1 updates could not be installed automatically. For more details,
see /var/log/unattended-upgrades/unattended-upgrades.log

*** System restart required ***
A transfer node, c11-42, is available for rsync, scp, gzip
From outside the Farm cluster use port 2022 to access the transfer node.
 ssh -p 2022 username@farm.cse.ucdavis.edu
 scp -P 2022 src username@farm.cse.ucdavis.edu:/destination

   REMINDER: Farm does not back up user data. Please ensure your data is backed up offsite.

 *** Dec 04 2019:
 * 2:10pm - Service restored. Please report any issues to help@cse.ucdavis.edu.


   Email help@cse.ucdavis.edu for help with Farm.

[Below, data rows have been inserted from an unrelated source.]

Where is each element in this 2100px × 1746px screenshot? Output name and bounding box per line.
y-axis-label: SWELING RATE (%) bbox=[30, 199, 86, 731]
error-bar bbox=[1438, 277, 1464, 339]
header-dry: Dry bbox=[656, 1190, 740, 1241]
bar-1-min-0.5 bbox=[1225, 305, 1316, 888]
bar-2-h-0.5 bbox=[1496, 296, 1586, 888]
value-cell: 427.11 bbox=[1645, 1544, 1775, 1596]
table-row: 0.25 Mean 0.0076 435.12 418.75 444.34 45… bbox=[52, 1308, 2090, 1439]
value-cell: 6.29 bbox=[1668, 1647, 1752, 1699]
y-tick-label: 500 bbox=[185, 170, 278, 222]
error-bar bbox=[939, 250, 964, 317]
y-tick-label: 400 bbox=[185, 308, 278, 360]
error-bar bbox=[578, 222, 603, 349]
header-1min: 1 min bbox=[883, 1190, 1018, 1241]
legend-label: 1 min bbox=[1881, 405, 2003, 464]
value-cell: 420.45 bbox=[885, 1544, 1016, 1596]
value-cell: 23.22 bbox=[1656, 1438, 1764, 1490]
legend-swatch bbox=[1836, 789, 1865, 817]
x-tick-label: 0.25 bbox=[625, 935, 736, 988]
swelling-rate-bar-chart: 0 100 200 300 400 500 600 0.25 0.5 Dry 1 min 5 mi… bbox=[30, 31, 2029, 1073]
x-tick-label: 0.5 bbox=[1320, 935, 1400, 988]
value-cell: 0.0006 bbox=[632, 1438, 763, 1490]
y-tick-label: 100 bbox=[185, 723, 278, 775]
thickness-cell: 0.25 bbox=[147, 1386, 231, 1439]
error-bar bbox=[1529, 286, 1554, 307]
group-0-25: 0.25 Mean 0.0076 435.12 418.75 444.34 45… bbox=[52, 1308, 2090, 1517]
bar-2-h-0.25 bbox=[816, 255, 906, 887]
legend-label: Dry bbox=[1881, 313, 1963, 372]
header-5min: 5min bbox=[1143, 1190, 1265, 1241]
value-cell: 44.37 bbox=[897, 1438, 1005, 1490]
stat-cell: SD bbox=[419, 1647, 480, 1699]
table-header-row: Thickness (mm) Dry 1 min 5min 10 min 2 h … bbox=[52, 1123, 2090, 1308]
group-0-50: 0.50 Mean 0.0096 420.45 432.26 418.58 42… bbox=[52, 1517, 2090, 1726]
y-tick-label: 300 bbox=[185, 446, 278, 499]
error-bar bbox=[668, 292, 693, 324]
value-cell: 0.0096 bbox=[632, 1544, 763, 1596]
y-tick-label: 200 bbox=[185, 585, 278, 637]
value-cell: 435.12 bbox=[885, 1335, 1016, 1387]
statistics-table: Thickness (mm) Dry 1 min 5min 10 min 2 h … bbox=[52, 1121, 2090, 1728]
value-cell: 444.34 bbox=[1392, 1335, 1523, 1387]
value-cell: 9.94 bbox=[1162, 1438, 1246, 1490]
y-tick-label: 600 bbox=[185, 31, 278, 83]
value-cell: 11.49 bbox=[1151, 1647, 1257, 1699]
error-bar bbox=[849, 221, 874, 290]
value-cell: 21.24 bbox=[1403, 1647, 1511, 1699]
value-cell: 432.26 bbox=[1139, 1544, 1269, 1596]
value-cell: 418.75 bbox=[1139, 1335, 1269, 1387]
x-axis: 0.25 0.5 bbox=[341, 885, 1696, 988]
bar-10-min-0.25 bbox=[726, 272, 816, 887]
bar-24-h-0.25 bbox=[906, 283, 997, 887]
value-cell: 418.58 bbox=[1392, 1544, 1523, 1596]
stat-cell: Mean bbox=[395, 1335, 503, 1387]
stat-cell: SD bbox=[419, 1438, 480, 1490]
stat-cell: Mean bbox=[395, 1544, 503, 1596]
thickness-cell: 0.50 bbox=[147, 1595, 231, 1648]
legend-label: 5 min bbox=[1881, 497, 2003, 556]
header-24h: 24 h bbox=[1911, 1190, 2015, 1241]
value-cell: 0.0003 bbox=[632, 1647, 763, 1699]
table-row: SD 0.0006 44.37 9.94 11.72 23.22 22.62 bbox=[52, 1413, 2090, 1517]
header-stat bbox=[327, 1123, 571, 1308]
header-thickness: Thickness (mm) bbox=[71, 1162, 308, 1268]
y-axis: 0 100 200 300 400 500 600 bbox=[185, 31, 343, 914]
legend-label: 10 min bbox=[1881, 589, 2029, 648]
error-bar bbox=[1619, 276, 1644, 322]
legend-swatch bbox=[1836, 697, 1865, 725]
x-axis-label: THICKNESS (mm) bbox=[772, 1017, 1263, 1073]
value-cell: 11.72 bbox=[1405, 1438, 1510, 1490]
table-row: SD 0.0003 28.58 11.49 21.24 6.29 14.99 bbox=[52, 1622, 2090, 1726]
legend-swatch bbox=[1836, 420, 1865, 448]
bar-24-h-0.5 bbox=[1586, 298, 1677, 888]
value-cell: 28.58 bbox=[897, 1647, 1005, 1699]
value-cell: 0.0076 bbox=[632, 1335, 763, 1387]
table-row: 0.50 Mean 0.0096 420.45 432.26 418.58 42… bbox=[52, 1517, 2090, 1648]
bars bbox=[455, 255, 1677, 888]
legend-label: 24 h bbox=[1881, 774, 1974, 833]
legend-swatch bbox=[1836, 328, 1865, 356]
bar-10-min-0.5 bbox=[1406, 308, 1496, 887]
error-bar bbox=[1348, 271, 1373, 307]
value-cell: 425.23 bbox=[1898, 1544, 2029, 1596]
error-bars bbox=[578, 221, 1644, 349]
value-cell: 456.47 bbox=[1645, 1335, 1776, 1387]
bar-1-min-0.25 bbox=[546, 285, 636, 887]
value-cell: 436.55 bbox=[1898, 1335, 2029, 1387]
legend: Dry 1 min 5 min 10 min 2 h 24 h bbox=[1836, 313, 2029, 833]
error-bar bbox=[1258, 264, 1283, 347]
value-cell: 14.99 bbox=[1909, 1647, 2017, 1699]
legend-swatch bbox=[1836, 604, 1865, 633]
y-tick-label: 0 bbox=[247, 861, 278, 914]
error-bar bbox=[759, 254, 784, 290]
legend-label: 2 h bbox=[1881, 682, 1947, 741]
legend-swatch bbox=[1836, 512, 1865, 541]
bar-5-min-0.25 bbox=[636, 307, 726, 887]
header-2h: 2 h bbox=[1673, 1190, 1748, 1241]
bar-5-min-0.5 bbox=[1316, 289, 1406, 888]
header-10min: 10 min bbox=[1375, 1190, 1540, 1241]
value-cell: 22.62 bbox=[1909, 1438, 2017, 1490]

Downtime scheduled for the first Wednesday of Oct and April.  The next downtime is Wednesday April 1st at 11:59pm.

If interested in contributing to farm, the rates for 5 years are:
  $ 1,000 per 10TB, served from redundant servers with compression
  $ 8,800 per parallel node (256GB ram, 32 cores/64 threads, 2TB /scratch)
  $17,500 per GPU node (Nvidia Telsa V100, dual Xeon 4114, 2TB /scratch)
  $22,700 per bigmem node (1TB ram, 48 cores/96 threads, 2TB /scratch)

Last login: Thu Jan  2 17:01:36 2020 from 76.105.143.194
Module slurm/19.05.3 loaded
Module openmpi/4.0.1 loaded
username@farm:~$

When you first login to farm, you will be in your home directory. This is where you will write your files and run the majority of your commands.

When you are done using farm, you can exit your ssh connection with the exit command.